Studium Integrale Journal
11. Jahrgang / Heft 2 - Oktober 2004
Seite 86 - 88


Zusammenfassung: Der anatomisch moderne Mensch beanspruchte seit über 100 Jahren Forschung das exklusive Vorrecht, der einzige akzeptable Urheber der erstaunlichen, sehr plötzlich auftretenden Eiszeitkunst (Aurignacien) zu sein. Doch die Beweismittel sind aufgrund verschiedener Neudatierungen stark zusammengeschrumpft und man spricht sogar schon von einem spektakulären Wissenschaftsirrtum in der Paläanthropologie. Nun hat der lang verkannte Neandertaler endlich Raum, ebenfalls als möglicher Träger dieser einzigartigen Kultur anerkannt zu werden..

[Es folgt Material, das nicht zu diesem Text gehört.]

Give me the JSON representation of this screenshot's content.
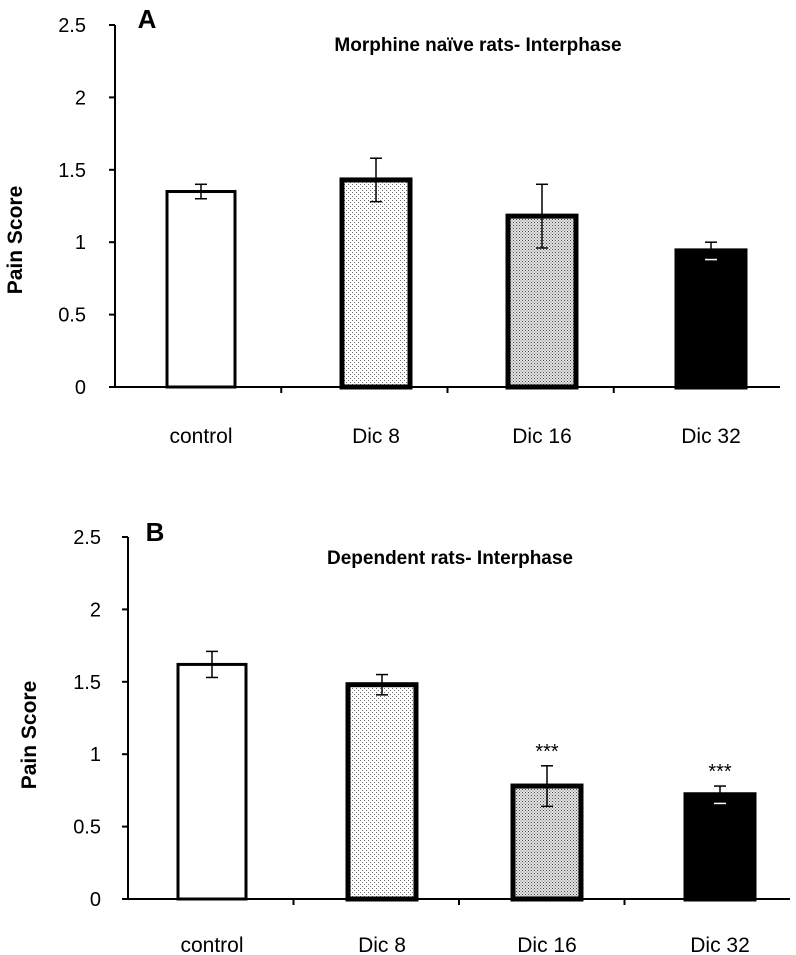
{
  "chart_data": [
    {
      "type": "bar",
      "panel_label": "A",
      "title": "Morphine naïve rats- Interphase",
      "ylabel": "Pain Score",
      "xlabel": "",
      "categories": [
        "control",
        "Dic 8",
        "Dic 16",
        "Dic 32"
      ],
      "values": [
        1.35,
        1.43,
        1.18,
        0.94
      ],
      "errors": [
        0.05,
        0.15,
        0.22,
        0.06
      ],
      "significance": [
        "",
        "",
        "",
        ""
      ],
      "fills": [
        "white",
        "light-dots",
        "dense-dots",
        "black"
      ],
      "ylim": [
        0,
        2.5
      ],
      "yticks": [
        "0",
        "0.5",
        "1",
        "1.5",
        "2",
        "2.5"
      ],
      "grid": false,
      "legend": "none"
    },
    {
      "type": "bar",
      "panel_label": "B",
      "title": "Dependent rats- Interphase",
      "ylabel": "Pain Score",
      "xlabel": "",
      "categories": [
        "control",
        "Dic 8",
        "Dic 16",
        "Dic 32"
      ],
      "values": [
        1.62,
        1.48,
        0.78,
        0.72
      ],
      "errors": [
        0.09,
        0.07,
        0.14,
        0.06
      ],
      "significance": [
        "",
        "",
        "***",
        "***"
      ],
      "fills": [
        "white",
        "light-dots",
        "dense-dots",
        "black"
      ],
      "ylim": [
        0,
        2.5
      ],
      "yticks": [
        "0",
        "0.5",
        "1",
        "1.5",
        "2",
        "2.5"
      ],
      "grid": false,
      "legend": "none"
    }
  ],
  "colors": {
    "axis": "#000000",
    "bar_outline": "#000000",
    "dark_fill": "#000000"
  }
}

Wunderwerke der Eiszeitkunst – aus dem Nichts?

Neue Funde aus der ältesten Kunstepoche, dem Aurignacien, demonstrieren die besonderen Fähigkeiten ihrer Urheber: 30.000 rJ alte und winzig kleine Elfenbeinschnitzereien aus dem Hohle Fels, Schwäbische Alb, die Ende 2003 von Nicholas Conard von der Uni Tübingen und seinem Team beschrieben wurden, offenbaren eine erstaunliche Kreativität und Geschicklichkeit.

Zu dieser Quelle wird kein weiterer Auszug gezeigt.